We were very protective about bottling all our Macduff 1997 butt and, as we already mentioned last year, it’s also really exciting to study how this multi-faceted spirit evolves over time. So after another year of ageing in the same cask, naturally with a little more breathing space, we bring you once again a whisky that’s still a rapid volata and a marriage of opposites: Scottish Angus roast beef and Vignola cherries; it’s like finding unexpected sweetness in a supposedly sour fruit.

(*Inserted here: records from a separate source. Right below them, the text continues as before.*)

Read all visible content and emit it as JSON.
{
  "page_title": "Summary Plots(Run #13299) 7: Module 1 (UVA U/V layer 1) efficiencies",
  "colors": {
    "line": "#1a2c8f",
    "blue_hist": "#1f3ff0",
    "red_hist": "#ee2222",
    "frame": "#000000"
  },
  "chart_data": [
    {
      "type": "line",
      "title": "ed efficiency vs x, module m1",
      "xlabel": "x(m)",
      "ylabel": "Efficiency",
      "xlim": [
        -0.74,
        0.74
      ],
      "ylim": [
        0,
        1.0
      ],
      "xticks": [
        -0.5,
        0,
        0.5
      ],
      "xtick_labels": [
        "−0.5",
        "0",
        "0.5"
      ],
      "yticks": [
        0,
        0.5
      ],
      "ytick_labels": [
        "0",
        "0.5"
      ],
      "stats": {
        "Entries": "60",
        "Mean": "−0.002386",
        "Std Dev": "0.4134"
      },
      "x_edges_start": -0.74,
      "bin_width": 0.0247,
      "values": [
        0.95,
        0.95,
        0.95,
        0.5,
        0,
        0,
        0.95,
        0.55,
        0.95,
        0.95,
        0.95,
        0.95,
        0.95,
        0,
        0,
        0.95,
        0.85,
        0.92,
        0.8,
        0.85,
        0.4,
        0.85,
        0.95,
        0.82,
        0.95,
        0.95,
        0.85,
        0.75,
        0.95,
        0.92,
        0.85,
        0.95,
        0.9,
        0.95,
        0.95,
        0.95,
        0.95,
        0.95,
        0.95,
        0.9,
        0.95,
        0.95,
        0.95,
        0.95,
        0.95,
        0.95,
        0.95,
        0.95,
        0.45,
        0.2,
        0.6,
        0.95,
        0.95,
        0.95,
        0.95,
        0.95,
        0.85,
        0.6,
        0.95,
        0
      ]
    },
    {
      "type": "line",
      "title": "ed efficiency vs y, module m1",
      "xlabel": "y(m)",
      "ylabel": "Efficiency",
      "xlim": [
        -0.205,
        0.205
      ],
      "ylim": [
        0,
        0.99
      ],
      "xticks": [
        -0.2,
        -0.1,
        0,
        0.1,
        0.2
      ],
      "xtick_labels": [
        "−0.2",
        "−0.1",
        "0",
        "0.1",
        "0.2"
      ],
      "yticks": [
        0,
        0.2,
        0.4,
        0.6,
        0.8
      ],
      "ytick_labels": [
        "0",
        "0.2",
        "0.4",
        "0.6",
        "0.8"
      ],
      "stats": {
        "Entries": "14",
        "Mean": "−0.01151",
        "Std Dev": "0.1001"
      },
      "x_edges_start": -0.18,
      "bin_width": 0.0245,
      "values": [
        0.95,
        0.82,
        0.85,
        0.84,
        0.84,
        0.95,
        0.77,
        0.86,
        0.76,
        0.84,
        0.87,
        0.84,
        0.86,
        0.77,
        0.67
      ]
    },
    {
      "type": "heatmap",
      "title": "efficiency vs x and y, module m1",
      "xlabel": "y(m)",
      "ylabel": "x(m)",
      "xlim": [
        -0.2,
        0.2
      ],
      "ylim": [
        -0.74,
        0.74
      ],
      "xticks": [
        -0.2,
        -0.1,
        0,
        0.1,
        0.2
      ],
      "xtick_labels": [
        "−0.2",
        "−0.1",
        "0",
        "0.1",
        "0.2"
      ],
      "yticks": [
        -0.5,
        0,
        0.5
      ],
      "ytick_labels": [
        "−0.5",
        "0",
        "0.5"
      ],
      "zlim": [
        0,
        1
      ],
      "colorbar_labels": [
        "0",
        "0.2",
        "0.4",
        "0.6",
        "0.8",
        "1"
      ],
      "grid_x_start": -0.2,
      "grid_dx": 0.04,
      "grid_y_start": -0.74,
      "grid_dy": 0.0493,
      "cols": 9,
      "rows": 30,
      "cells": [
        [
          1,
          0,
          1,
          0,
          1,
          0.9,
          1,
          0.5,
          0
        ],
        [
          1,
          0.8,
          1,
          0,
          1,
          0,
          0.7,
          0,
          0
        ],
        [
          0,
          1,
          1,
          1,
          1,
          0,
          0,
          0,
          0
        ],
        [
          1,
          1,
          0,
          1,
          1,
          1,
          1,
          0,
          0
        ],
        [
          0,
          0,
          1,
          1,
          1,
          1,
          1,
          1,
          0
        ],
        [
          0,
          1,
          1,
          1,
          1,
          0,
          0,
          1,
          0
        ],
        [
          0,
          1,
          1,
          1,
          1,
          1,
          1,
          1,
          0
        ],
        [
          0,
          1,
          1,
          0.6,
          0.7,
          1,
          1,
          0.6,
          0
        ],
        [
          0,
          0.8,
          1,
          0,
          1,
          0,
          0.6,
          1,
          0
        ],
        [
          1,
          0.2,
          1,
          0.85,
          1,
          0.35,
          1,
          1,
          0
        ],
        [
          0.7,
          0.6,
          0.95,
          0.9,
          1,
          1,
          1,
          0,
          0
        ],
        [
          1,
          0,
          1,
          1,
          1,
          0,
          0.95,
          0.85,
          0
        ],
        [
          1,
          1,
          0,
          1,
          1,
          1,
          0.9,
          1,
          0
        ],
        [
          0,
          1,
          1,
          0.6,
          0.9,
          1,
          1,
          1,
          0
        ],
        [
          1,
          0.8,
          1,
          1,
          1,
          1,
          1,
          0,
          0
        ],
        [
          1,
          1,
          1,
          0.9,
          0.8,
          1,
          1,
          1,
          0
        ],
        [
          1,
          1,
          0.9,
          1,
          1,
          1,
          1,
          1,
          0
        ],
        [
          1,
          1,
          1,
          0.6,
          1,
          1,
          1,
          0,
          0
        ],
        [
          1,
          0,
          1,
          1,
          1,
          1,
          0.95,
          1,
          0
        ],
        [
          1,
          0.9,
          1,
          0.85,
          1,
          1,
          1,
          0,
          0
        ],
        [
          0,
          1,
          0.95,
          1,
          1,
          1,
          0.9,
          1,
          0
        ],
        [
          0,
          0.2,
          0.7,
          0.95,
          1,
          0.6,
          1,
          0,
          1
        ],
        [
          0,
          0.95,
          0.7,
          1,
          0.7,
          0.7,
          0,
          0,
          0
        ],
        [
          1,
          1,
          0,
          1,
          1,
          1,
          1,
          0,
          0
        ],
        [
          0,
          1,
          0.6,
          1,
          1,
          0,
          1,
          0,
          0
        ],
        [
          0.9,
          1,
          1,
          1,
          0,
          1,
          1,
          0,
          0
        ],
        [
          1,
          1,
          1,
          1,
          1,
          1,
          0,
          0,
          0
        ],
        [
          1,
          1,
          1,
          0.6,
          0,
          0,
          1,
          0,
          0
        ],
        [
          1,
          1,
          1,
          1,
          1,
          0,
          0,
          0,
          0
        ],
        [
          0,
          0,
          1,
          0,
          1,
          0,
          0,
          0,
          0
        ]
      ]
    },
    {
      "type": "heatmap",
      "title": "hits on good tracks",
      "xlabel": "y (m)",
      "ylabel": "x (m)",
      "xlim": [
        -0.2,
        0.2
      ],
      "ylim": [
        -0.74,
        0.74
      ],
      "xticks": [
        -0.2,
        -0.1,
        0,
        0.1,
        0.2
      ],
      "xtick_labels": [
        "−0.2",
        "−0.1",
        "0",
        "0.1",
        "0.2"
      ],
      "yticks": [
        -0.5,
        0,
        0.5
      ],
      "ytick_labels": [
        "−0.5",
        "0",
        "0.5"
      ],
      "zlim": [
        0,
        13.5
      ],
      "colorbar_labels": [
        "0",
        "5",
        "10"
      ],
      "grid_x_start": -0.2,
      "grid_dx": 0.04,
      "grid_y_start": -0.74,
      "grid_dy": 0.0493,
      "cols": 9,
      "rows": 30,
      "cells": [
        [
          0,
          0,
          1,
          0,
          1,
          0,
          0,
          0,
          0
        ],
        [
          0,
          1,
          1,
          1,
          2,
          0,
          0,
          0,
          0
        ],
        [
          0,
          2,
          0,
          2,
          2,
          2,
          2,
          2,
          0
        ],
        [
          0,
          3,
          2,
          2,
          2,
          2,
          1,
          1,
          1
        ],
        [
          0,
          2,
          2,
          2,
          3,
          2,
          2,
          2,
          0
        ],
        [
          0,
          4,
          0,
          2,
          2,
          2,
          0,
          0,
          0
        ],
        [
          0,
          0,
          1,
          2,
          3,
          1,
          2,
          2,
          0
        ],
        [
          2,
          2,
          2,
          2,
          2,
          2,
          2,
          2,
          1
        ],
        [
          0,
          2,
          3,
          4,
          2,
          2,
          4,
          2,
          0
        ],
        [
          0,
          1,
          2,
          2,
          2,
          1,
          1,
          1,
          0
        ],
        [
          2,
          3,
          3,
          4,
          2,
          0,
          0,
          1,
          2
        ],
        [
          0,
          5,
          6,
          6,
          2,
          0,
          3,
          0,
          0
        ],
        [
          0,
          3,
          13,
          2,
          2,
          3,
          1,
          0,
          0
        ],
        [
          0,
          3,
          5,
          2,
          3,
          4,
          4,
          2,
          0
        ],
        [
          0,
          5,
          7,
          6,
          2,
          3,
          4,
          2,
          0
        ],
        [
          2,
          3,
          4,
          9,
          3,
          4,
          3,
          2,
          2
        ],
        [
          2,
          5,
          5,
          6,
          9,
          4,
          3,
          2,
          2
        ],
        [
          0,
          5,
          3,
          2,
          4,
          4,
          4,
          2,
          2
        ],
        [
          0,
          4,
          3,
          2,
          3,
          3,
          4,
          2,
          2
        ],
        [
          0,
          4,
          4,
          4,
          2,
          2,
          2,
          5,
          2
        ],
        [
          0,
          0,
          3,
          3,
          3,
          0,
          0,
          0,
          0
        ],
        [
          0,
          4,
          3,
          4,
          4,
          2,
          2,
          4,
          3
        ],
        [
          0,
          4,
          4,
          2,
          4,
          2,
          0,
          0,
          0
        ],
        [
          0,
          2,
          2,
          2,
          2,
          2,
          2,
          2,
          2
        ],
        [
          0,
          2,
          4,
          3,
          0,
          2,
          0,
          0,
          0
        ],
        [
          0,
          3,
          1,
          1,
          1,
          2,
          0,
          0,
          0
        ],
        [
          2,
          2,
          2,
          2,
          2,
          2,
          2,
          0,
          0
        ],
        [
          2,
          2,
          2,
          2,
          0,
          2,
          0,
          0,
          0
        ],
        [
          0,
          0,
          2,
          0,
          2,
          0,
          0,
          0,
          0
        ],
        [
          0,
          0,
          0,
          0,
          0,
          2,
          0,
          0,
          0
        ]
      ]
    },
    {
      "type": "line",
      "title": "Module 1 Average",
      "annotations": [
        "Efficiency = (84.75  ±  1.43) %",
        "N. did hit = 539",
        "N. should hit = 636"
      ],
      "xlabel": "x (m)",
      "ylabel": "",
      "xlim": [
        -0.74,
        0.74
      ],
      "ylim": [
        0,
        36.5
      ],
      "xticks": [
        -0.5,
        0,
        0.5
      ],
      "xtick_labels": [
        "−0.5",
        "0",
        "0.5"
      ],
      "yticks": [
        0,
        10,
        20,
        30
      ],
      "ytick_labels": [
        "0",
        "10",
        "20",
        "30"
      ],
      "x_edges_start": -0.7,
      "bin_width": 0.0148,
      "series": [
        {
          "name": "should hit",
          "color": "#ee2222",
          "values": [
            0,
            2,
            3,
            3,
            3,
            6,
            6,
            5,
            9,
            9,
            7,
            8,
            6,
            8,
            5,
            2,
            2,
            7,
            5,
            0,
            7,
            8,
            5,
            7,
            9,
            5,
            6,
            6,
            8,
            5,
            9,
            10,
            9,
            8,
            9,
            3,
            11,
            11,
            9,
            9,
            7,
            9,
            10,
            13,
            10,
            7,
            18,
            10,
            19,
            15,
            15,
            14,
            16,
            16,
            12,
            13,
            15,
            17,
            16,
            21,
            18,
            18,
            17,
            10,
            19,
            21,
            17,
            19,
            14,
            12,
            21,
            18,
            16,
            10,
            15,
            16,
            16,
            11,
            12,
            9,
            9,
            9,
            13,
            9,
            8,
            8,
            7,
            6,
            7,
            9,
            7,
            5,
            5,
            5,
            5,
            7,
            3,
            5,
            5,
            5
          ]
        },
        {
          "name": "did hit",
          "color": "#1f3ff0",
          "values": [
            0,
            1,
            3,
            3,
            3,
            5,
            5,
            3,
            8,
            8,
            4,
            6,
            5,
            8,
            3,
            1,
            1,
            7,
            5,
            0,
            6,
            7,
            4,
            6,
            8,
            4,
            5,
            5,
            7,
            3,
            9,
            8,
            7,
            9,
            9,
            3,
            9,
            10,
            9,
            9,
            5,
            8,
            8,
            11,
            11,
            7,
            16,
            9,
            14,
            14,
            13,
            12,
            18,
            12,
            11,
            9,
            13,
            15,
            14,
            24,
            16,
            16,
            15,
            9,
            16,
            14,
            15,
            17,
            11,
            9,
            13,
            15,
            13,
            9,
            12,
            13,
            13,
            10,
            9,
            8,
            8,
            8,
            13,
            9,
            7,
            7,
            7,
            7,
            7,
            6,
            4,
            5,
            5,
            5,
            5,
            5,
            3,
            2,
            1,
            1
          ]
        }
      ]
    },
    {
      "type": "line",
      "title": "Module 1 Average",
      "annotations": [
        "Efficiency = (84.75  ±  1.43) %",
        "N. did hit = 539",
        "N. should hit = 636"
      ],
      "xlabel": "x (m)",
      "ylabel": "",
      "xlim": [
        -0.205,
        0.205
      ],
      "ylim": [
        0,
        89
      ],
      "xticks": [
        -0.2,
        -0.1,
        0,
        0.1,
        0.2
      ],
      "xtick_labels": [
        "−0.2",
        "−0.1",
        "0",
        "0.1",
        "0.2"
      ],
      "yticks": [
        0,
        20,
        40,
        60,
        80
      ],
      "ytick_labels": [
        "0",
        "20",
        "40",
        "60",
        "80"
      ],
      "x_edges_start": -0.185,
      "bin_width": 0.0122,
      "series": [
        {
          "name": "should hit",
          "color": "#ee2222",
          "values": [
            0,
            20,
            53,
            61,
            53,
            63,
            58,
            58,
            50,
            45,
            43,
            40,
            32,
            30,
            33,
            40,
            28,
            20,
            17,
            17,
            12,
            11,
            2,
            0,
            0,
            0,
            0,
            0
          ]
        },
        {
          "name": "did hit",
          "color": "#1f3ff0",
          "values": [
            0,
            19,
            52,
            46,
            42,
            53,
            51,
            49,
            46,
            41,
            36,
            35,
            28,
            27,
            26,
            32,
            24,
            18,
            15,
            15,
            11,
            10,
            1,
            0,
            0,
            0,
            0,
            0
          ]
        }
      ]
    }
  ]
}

The austerity of this very “beefy” single malt mingles with the pungent sweetness of the sherry cask. There are more developed, slightly rounder tones and scents compared to the previous bottling. On the nose, sulphur notes veil the myriad facets that this spirit releases. Then, opening up, it re - veals slightly salty and perfumed tones then lastly, and rather surprisingly, pronounced sweetness on the palate, as juicy as any May fruits. Next come scents of snuffed out matches and thermal fumaroles. We’re treated to a series of sharp and, at the same time, oily aromas. Impressions that are at once confuted in the mouth.
The sweet tones quickly join together and the most persistent ones then linger, more as an after-taste. Dried fruit and quince prove that, yes indeed, opposites do attract and oddly enough complement one another, here in a harmonious blend of virtually-forgotten tones and sensations.